3日、下院でプレカトリオ(裁判所が連邦政府に命じた賠償金など)の支払い方法に関する憲法改正法案(PEC)の審議と初回投票が行われ、4日未明に骨組みとなる本文が承認された。だが、3分の2をわずか4票上回る接戦だった上に、民主労働党(PDT)も賛成票を投じたため、同党の大統領候補のシロ・ゴメス氏が「大統領選候補を降りる」と抗議を行うなど波乱含みのものとなっている。4日付現地紙、サイトが報じている。
プレカトリオのPECは、ボルソナロ大統領が進める新社会保障プログラム「アウシリオ・ブラジル」の財源確保のためにも、連邦政府にとっては是が非でも通したいものだった。同プログラムは連邦政府が10月末に11月から実施とすでに宣言している。
当面は「ボルサ・ファミリア」の平均支給額189レアルを222レアルにあげた形で17日から支払いがはじまるが、これを大統領が希望する400レアルの支払いにするためにはPEC承認が必須だった。
だが、ルーラ元大統領が作った社会保障プログラム「ボルサ・ファミリア」を廃止し、自身が新しい社会保障制度を作ることを22年の大統領選にむけた功績にしたいと考えるボルソナロ氏への左派側からの反感が強い上、すでに国際市場の受けも非常に悪い。

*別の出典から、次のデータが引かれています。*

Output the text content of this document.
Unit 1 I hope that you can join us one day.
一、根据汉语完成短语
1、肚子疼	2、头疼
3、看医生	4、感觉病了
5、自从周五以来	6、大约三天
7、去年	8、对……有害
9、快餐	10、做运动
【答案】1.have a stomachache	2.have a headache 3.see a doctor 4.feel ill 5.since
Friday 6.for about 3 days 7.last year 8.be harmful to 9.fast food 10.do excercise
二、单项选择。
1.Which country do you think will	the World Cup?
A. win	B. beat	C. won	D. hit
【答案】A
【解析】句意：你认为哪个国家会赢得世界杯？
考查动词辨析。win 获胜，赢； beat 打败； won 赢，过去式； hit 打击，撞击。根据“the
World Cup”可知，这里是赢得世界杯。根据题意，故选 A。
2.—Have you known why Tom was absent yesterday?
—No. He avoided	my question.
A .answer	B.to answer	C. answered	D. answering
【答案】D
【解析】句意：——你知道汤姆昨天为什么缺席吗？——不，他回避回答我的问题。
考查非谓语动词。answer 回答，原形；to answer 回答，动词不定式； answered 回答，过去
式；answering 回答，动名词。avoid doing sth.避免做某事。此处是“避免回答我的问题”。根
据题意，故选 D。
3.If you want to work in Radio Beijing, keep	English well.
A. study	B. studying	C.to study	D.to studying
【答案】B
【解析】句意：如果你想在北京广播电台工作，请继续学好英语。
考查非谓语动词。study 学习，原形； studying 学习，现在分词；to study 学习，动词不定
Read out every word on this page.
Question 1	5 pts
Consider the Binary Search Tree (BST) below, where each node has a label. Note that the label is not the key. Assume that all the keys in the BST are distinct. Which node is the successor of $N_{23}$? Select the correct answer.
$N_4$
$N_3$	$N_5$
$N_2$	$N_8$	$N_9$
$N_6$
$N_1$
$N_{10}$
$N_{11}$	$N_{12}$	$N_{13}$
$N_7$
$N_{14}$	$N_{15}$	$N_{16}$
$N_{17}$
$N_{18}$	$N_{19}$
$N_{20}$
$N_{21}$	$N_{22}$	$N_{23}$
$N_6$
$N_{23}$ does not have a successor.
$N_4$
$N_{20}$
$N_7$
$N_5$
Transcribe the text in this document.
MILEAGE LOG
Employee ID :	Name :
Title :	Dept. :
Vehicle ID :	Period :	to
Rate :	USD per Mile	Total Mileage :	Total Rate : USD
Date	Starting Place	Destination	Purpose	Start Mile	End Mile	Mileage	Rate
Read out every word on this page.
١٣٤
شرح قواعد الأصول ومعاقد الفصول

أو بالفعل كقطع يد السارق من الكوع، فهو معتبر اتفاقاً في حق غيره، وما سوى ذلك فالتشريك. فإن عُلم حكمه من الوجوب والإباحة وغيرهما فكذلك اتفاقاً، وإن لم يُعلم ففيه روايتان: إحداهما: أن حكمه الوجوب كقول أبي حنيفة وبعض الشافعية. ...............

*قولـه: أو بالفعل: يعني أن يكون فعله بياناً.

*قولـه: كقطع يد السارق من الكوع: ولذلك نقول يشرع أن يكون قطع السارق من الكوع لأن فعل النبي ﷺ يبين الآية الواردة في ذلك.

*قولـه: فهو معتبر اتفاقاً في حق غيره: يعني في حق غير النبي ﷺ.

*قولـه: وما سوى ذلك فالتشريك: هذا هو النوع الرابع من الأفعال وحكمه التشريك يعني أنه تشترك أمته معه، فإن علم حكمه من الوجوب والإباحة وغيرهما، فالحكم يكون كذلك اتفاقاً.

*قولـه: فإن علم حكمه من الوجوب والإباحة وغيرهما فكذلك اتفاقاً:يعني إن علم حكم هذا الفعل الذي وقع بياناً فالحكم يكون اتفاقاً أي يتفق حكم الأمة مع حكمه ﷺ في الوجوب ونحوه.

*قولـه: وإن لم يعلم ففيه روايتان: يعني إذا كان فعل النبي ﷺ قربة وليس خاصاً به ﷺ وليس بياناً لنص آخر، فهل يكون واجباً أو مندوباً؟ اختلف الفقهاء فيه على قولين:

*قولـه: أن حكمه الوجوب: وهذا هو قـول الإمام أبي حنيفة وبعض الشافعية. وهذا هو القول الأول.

また、経済省が健全財政を保つためにも固持してきた連邦政府の歳出上限を破ることになることから、同PECが下院で承認されるかは疑問視されていた。
今回のPECでは、自治体などへの支払いを分割して遅らせることで、2022年に916億レアルの財源確保を目的としている。うち470億レアルは歳出上限を破ったものだ。この916億レアルのうち500億レアルが、アウシリオにあてられる計画となっている。
このPECに関して、労働者党(PT)をはじめとした左派が強硬に反対。さらに民主運動(MDB)が反対し、民主社会党(PSDB)も意見が割れるなど、老舗政党からは大きな票が期待できなかった。
そこで、アルトゥール・リラ下院議長(進歩党・PP)は中道左派のPDTとブラジル社会党(PSB)に着目し、説得を行った。同議長は3日の審議開始前の時点で、「承認にこぎつけられるかは保証出来ない」としていたが、両党に対し、基礎教育開発基金(Fundef)の返済比率を変更した上で、歳出上限の枠外とするなどの提案を行い、PEC承認に向けた説得を行った。
3日の審議は午後6時からはじまり、投票開始は夜9時半だった。その結果、4日未明に312対144票でPECが承認された。承認に必要な票数の308票をわずか4票上回るだけの接戦で、PDTからの15票、PSBからの10票が利いた形となった。
下院は10月から対面審議に戻っていたが、下院議長団はPEC承認のため、下院の承認を得て旅行中の議員には遠隔参加も認めるという特例措置も施した。
PECが下院を通過するにはもう1回承認される必要があるが、波乱要素も浮上している。4日午前、PDTの大統領候補シロ・ゴメス氏は、「プレカトリオの見解を変えない限り、PDTからは出馬しない」と宣言した。同氏は大統領選の世論調査3位の有力候補で、ルーラ氏とボルソナロ氏に対抗する「第3勢力」の中でも、最大の候補として注目度が高い。
下院では、4日に修正動議を審議、承認した後、9日に同PECに関する第2回目の投票を行う予定だと報じられている。